There's a signal that you could use to measure modularity, if it's relatively easy to write unit tests then most probably your code is modular enough because it's easy to inject dependencies (mock objects in unit test context) and hence will make it easier to refactor things if needed.

# Error Handling

Software breaks all the time, preferably you want to be able to spot errors before your users do. When you got error reports you also want to be able to debug it.

# [Error Handling] Observability

Make sure errors do not go into limbo, you want to be able to plot and gauge error rates over time. It should be easy to spot as well.

  • How easy is it to be alerted when there are errors?
  • Can you see the error logs?
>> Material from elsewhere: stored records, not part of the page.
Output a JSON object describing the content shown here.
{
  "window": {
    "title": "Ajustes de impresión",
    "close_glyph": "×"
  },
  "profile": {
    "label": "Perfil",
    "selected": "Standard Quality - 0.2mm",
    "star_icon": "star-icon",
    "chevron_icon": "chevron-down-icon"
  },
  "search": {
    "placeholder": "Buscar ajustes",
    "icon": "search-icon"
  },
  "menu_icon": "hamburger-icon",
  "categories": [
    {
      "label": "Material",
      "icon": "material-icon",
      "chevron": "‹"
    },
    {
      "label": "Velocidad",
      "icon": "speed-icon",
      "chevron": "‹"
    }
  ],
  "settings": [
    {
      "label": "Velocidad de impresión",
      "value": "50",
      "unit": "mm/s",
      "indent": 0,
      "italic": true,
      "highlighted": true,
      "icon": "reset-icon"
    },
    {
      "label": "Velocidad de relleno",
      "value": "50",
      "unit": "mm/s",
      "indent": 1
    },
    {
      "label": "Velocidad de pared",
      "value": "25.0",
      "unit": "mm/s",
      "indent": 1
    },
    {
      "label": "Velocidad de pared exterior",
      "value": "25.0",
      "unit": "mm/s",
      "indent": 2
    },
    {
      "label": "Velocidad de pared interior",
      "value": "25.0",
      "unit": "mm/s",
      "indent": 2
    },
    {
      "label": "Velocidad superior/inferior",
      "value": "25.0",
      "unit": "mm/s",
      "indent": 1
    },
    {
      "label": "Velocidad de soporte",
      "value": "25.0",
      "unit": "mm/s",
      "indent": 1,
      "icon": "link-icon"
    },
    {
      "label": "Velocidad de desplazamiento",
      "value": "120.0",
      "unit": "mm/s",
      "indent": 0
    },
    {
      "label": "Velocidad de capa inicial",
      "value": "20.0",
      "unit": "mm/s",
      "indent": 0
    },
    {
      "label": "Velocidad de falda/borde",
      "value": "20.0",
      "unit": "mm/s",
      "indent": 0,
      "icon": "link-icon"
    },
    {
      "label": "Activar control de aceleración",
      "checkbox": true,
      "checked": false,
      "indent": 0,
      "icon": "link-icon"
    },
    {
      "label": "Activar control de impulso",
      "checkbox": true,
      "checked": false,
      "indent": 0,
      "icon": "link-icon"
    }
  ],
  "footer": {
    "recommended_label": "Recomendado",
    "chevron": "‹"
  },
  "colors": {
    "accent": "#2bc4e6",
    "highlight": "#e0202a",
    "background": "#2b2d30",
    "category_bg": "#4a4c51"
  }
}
How easy is it to see it?
  • Do we have a clear separation on what's considered an error? Do not log informational messages as error

# [Error Handling] Debuggability

The easier it is to debug the error, the faster it is to resolve the problem, your time should be spent mostly on building products/software instead of debugging.

Some of the key points to measure your debuggability:

  • How easy is it to prioritize errors? We should be able to separate errors by their severity, errors that block users to complete payment should be more important than errors related to the feature to change the username.
  • Error message, do we construct meaningful error messages? or is it just printing "System Error"?